On Wed, 28 May 2008, Henrik Nordstrom wrote:

> On ons, 2008-05-28 at 10:41 -0400, Yves Lafon wrote:
>
>> Then we must at least say that the encoding used (not chunked) must
>> give the same characteristics as chunked wrt detection of the end of the
>> message.
>
> Why? The protocol will not fall down if a message is unexpectedly cut
> short.

Essentially for what it below, the need to verify the integrity of the 
message. It is needed when you don't cut the connection, but it is a 
desirable property even if the connection is cut, to detect an error case 
(like cutting the connection in the middle of a chunked stream) from a 
normal response.

> A note mentioning that this may downgrade the message integrity to the
> level of a Connection: close without Content-Length message may be
> acceptable, but not a must. In practice most file formats and encodings
> easily detect truncation.

partial or absolute detection ? If the format allows multiple concatenated 
entries, and integrity check is true if you reach exactly the end of one 
entry, you have a highly probable integrity check but not an absolute one.

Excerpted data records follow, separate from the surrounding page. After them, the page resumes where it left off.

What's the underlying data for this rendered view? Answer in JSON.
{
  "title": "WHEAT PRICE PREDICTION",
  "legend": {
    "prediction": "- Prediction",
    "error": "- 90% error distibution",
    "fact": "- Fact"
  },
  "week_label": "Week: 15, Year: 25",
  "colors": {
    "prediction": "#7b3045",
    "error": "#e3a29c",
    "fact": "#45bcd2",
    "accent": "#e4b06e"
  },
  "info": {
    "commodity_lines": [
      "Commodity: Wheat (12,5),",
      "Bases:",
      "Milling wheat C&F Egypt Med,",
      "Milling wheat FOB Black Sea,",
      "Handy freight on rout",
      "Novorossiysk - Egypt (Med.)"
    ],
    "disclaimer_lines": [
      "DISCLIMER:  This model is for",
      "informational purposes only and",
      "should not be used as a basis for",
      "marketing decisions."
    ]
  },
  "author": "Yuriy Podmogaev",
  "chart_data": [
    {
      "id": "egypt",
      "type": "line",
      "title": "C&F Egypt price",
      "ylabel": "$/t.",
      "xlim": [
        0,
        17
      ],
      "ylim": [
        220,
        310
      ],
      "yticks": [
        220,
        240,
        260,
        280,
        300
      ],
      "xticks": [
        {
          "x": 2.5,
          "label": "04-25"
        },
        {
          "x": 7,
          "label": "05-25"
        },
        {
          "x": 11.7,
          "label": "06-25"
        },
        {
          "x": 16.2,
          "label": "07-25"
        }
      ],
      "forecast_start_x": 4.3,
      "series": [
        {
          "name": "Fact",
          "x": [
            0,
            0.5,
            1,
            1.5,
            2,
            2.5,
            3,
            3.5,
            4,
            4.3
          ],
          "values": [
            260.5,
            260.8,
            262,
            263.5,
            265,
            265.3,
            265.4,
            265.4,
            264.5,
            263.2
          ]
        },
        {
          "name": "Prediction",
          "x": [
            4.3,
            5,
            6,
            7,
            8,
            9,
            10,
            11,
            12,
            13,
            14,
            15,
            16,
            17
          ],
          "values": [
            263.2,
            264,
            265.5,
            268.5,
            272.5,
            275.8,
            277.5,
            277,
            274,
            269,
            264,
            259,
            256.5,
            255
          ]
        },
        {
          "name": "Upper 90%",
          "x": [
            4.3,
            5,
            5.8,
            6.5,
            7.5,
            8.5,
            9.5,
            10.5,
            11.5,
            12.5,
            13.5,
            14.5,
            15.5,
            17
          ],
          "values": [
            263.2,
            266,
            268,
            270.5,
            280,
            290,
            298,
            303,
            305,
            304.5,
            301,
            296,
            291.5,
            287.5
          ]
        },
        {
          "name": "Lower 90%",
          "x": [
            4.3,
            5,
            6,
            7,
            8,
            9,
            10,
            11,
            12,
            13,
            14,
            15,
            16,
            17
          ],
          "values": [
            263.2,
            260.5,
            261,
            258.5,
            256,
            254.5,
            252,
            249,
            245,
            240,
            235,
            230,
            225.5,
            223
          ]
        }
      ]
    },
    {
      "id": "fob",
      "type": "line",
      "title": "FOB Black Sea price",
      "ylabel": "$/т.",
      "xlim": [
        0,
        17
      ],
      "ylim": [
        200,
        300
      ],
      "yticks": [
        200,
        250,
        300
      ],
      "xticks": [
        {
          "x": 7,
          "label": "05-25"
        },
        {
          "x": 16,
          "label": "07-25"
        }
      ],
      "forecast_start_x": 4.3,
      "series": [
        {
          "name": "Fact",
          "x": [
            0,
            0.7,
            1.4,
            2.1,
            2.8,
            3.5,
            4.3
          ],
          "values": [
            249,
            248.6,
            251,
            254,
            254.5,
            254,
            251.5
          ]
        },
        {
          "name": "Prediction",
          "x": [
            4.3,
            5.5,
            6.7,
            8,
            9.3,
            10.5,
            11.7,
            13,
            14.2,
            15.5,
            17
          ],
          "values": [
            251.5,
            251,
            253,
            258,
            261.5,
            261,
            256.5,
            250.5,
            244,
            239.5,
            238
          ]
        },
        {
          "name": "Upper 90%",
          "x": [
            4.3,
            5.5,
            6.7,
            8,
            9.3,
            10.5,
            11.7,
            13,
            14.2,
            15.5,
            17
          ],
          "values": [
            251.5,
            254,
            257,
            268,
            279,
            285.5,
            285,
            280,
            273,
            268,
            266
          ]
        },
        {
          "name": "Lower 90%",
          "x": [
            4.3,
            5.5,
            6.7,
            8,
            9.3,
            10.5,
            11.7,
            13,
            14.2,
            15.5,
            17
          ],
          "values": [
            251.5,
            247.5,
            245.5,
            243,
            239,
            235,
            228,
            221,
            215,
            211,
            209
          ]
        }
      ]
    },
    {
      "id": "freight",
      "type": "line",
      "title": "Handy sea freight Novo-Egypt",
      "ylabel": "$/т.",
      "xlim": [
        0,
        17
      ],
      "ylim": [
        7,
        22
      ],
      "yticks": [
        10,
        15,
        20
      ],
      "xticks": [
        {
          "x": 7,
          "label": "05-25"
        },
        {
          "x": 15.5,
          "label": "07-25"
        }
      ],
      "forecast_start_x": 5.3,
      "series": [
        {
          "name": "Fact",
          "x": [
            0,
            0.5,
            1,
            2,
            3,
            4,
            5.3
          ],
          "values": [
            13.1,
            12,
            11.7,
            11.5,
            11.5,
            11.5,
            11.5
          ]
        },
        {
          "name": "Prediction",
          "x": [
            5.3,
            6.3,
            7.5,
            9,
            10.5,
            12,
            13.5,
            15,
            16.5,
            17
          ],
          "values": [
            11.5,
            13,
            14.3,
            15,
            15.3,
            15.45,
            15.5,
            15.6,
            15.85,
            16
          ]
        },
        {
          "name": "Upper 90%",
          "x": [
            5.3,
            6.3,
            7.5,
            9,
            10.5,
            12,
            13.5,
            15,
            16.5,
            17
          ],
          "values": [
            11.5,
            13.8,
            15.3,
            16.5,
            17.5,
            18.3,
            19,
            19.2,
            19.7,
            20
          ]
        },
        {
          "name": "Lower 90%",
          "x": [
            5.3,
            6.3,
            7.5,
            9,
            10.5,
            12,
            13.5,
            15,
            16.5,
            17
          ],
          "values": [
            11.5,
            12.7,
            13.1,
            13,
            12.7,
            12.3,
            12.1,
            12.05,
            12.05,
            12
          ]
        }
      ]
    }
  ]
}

In any case, a note explaining that it might be difficult to figure out 
the integrity of the message in this case would be sufficient.

>> Is this particular case really used in deployed client/servers, and done
>> the right way ?
>
> As already mentioned both gzip and deflate has this property to a
> sufficient level.

But it is used that way in deployed servers/clients ? Or is chunked 
encoding always the norm.

-- 
Baroula que barouleras, au tiéu toujou t'entourneras.